Tapi, biasanya antara melek dan tidur, jadi antara sadar dan tidak gitu, lho? Tapi, melek, ya? Jangan tidur yang paling bagus. Ini banyak sekali parawali, yang melakukan ini, jumpa beberapa ahwal, beberapa kondisi spiritual yang temporal, kadang fana, kadang jadzab. Jadzab itu tersedot, jadzab. Kadang merasa ghaibah, merasa tidak ada. Kadang sakhr, mabuk, seperti mabuk minuman betul gitu, lho? Mabuk betul, panas rasanya, mabuk betul. Kadang sampai fana. Fana itu sampai lebur betul. Sampai sudah tidak sadar, bahkan “fana án Al fana”. Tidak sadar bahwa dirinya tidak sadar. Kalau masih sadar berarti belum fana betulan. Tidak sadar bahwa dirinya itu tidak sadar, fana án al fana. Tapi, jangan terus-terusan. Orang gila nanti.

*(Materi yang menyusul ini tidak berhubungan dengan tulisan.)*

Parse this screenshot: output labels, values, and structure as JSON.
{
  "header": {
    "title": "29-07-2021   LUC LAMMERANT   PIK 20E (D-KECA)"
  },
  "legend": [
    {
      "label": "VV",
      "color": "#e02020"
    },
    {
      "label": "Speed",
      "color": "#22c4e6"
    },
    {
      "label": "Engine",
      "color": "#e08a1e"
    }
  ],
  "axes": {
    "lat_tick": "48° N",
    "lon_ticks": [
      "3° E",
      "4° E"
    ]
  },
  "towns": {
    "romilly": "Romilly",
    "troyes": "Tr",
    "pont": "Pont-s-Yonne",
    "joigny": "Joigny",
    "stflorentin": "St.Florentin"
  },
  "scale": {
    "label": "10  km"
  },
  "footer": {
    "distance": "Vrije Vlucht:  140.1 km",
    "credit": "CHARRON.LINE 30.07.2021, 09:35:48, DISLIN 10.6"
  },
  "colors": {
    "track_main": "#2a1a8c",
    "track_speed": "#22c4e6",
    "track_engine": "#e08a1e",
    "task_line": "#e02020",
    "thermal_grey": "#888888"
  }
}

Ya, jadi berapa menit? 30 menit atau satu jam. Ini yang dialami oleh beberapa sufi ketika safar, sahar, dan hajar; kadang ghaibah, hilang. Lap, lelap apa namanya? Hilang kesadarannya sebentar. Kadang, jadzab, merasa tertarik, bahkan dirinya keluar gitu lho. Keluar dari, jiwanya, ruhnya, keluar dari jasad. Bahkan bisa berhadapan. Ada nggak yang pernah ngalami di sini? Ada nggak yang sudah ngalami itu? Jadi, keluar, kadang.

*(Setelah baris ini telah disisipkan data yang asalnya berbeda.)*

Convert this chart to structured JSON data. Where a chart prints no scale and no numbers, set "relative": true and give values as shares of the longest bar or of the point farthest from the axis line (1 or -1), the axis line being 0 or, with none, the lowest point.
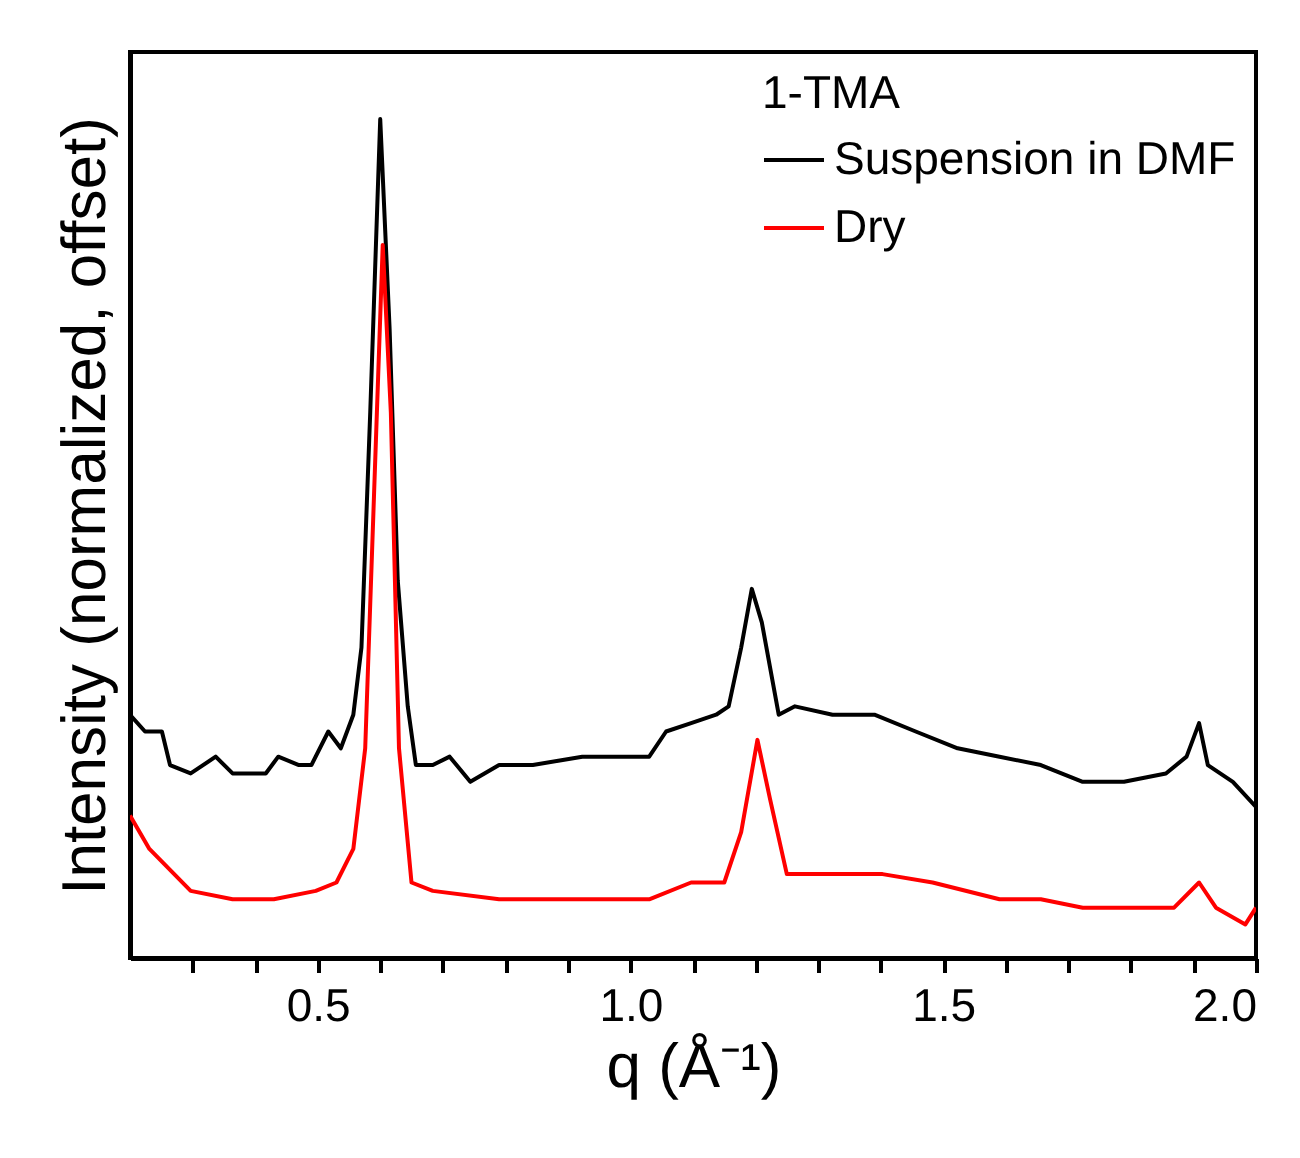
{
  "chart_data": {
    "type": "line",
    "relative": true,
    "xlabel": "q (Å⁻¹)",
    "ylabel": "Intensity (normalized, offset)",
    "legend_title": "1-TMA",
    "legend": "top right",
    "xlim": [
      0.2,
      2.0
    ],
    "xticks": [
      {
        "value": 0.3,
        "label": null
      },
      {
        "value": 0.4,
        "label": null
      },
      0.5,
      {
        "value": 0.6,
        "label": null
      },
      {
        "value": 0.7,
        "label": null
      },
      {
        "value": 0.8,
        "label": null
      },
      {
        "value": 0.9,
        "label": null
      },
      {
        "value": 1.0,
        "label": "1.0"
      },
      {
        "value": 1.1,
        "label": null
      },
      {
        "value": 1.2,
        "label": null
      },
      {
        "value": 1.3,
        "label": null
      },
      {
        "value": 1.4,
        "label": null
      },
      1.5,
      {
        "value": 1.6,
        "label": null
      },
      {
        "value": 1.7,
        "label": null
      },
      {
        "value": 1.8,
        "label": null
      },
      {
        "value": 1.9,
        "label": null
      },
      {
        "value": 2.0,
        "label": "2.0"
      }
    ],
    "series": [
      {
        "name": "Suspension in DMF",
        "color": "#000000",
        "x": [
          0.2,
          0.224,
          0.251,
          0.264,
          0.297,
          0.337,
          0.364,
          0.417,
          0.437,
          0.47,
          0.49,
          0.517,
          0.537,
          0.557,
          0.57,
          0.584,
          0.6,
          0.615,
          0.628,
          0.644,
          0.657,
          0.684,
          0.711,
          0.744,
          0.79,
          0.844,
          0.923,
          0.977,
          1.03,
          1.057,
          1.097,
          1.137,
          1.157,
          1.177,
          1.194,
          1.21,
          1.237,
          1.263,
          1.323,
          1.39,
          1.456,
          1.523,
          1.59,
          1.656,
          1.723,
          1.789,
          1.856,
          1.889,
          1.909,
          1.923,
          1.963,
          2.0
        ],
        "values": [
          0.29,
          0.27,
          0.27,
          0.23,
          0.22,
          0.24,
          0.22,
          0.22,
          0.24,
          0.23,
          0.23,
          0.27,
          0.25,
          0.29,
          0.37,
          0.65,
          1,
          0.75,
          0.45,
          0.3,
          0.23,
          0.23,
          0.24,
          0.21,
          0.23,
          0.23,
          0.24,
          0.24,
          0.24,
          0.27,
          0.28,
          0.29,
          0.3,
          0.37,
          0.44,
          0.4,
          0.29,
          0.3,
          0.29,
          0.29,
          0.27,
          0.25,
          0.24,
          0.23,
          0.21,
          0.21,
          0.22,
          0.24,
          0.28,
          0.23,
          0.21,
          0.18
        ]
      },
      {
        "name": "Dry",
        "color": "#ff0000",
        "x": [
          0.2,
          0.231,
          0.297,
          0.364,
          0.43,
          0.497,
          0.53,
          0.557,
          0.576,
          0.59,
          0.604,
          0.617,
          0.63,
          0.65,
          0.684,
          0.79,
          0.923,
          1.03,
          1.097,
          1.15,
          1.177,
          1.203,
          1.223,
          1.25,
          1.323,
          1.403,
          1.483,
          1.59,
          1.656,
          1.723,
          1.789,
          1.869,
          1.909,
          1.936,
          1.983,
          2.0
        ],
        "values": [
          0.17,
          0.13,
          0.08,
          0.07,
          0.07,
          0.08,
          0.09,
          0.13,
          0.25,
          0.55,
          0.85,
          0.65,
          0.25,
          0.09,
          0.08,
          0.07,
          0.07,
          0.07,
          0.09,
          0.09,
          0.15,
          0.26,
          0.19,
          0.1,
          0.1,
          0.1,
          0.09,
          0.07,
          0.07,
          0.06,
          0.06,
          0.06,
          0.09,
          0.06,
          0.04,
          0.06
        ]
      }
    ]
  }
}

Kadang juga sampai kepada talwin. Apa? Apa talwin itu? Talwin itu, diri kita kalau keluar, ruh kita kalau keluar, kadang berupa ibu kita. Kadang, seakan-akan guru kita, kadang nabi Khidir, kadang sampai Rasulullah. Nah, itu. Sudah luar biasa. Jadi, ketika ini, tapi betul, betul, harus dilakukan dengan ikhlas lho, ya? Ikhlas betul, harus lillahi taála. Bukan mencari itu, itu tidak dicari sebenarnya. Tapi, itu akan terjadi biasanya. Tapi, bukan itu targetnya. Nanti, begitu jumpa dengan orang yang sorbannya hjiau diceritakan: tadi malam, melihat orang bersorban hijau, itu polisi. Ha, polisi itu. Di Masjidil Haram, sorbannya hijau, polisi sorbannya hijau. “Ha, tadi malam, saya melihat orang bersorban hijau di samping saya.” Itu polisi, mas. Polisi Masjid Al Haram kan bersorban hijau? Bukan Nabi Khidir, bukan apa? Ini harus lillahi Taála betul.

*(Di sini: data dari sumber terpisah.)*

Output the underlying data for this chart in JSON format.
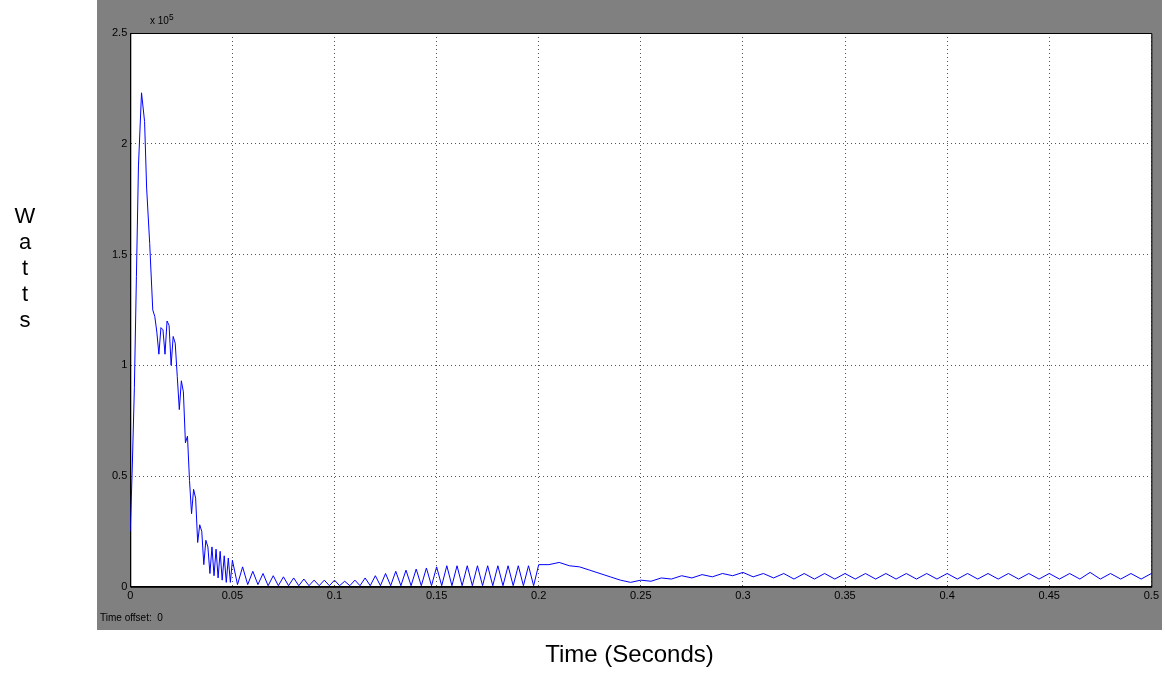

Kemudian, kadang juga. Nah, ini kadang juga di sini terjadi “Thawiy Al Ardl wa Al Waqt”, “Thawiy Al Makan wa Al Zaman”. Apa? Kita tidak sadar berada di mana? Kita nggak sadar di hari apa? Jam berapa? Kita? Bukan kita. Bukan kita. Orang sufi! Kalau kita belum. Orang sufi kadang, kalau sudah, dalam melakukan ini, betul-betul bisa mengetahui bahwa bumi ini tujuh lapis. Kadang turun ke bumi yang kedua. Kadang masuk ke bumi yang ketiga. Kadang terus ke bumi yang keempat. Sampai ke bumi yang ketujuh. Ada juga, sekarang kan siang, nih? Tapi, dia bisa merasa kalau ini malam. Dia bisa melihat kalau ini? Ini hari apa? Sabtu, ya? Bisa merasa hari ini bukan Sabtulah, walhasil, zaman, ruang, ruang dan tempat itu nggak-nggak ada. Nggak membatasi dirinya. Ini yang sudah pernah melakukan beberapa orang antara lain, kiai di Lamongan. Aduh, kiai siapa namanya? Lupa namanya. Ah, lupa namanya. Dia, mah, agak di kota. Nggak jauh-jauh dari alun-alun. Ini beliau biasa ini, kalau beliau mencari ilham atau mencari ilmu dari Allah itu; dia sudah melihat bumi yang kedua, ketiga, keempat, hanya yang ketujuh masih dirahasiakan. Kalau di bumi terjadi lapis-lapis terjadi sesuatu, begitu juga di atas bumi yang fana ini. Berpengaruh juga. Bapak-bapak juga. Saya tahu, bapak-bapak yang pernah ke sana. Lupa namanya. Dekat alun-alun dikit aja, kok? Kiai di Lamongan itu.
Jadi, itulah barangkali tarekat Al Syadziliyah dalam memperbanyak mendekatkan diri kepada Allah, dengan memperbanyak melakukan safar, sahar, dan hajar, kemudian memperbanyak zikir. Zikir itu ada Dzkir Asma, Zikr al Dzat, dan tempatnya zikir. Ini yang tujuh cara rinciannya bila yang sampai klimaksnya adalah zikir dengan seluruh pori-pori, seluruh urat syaraf, seluruh sel-sel, ikut zikir kepada Allah. Dan, yang paling sulit itu, kalau sudah masuk ke sini, sulit, yang paling berat kalau sudah masuk ke muthmainnah. Ini, yang tiga pertama ini gampang. Gampang, artinya kita gampang melakukan. Insya Allah, nggak sampai 40 malam, tujuh hari atau sebelas hari, zikir dengan akal, dengan lawwamah, zikir dengan mulhimah. Zikir yang ada di otak, zikir yang ada di sebelah kiri, zikir yang dada di sebelah kanan; ini yang mulai berat. mulai berat. Ini gampang sekali, gampang sekali hilang. Kalau ada gangguan sedikit saja hilang sudah. Kalau pikirannya melenceng, kalau pikirannya bukan lagi mencari ketenangan atau mencari yang hakikat itu, sudah. Sudah hilang itu. Turun lagi, itu. Kalau yang tiga gampang, masih. Asal masuk tarekat, tinggal di situ, e sebulan, ke Mbah Djalil misalkan, sebulan saja, sudah dapat yang tiga. Atau, ke Suryalaya misalkan, sebulan, dia dapat. Kalau yang ini harus sendiri ini. Sampai ke radliyah, sampai ke mardliyah. Atau, sampai ke kamilah. Saya kira, ini dulu. (Selesai).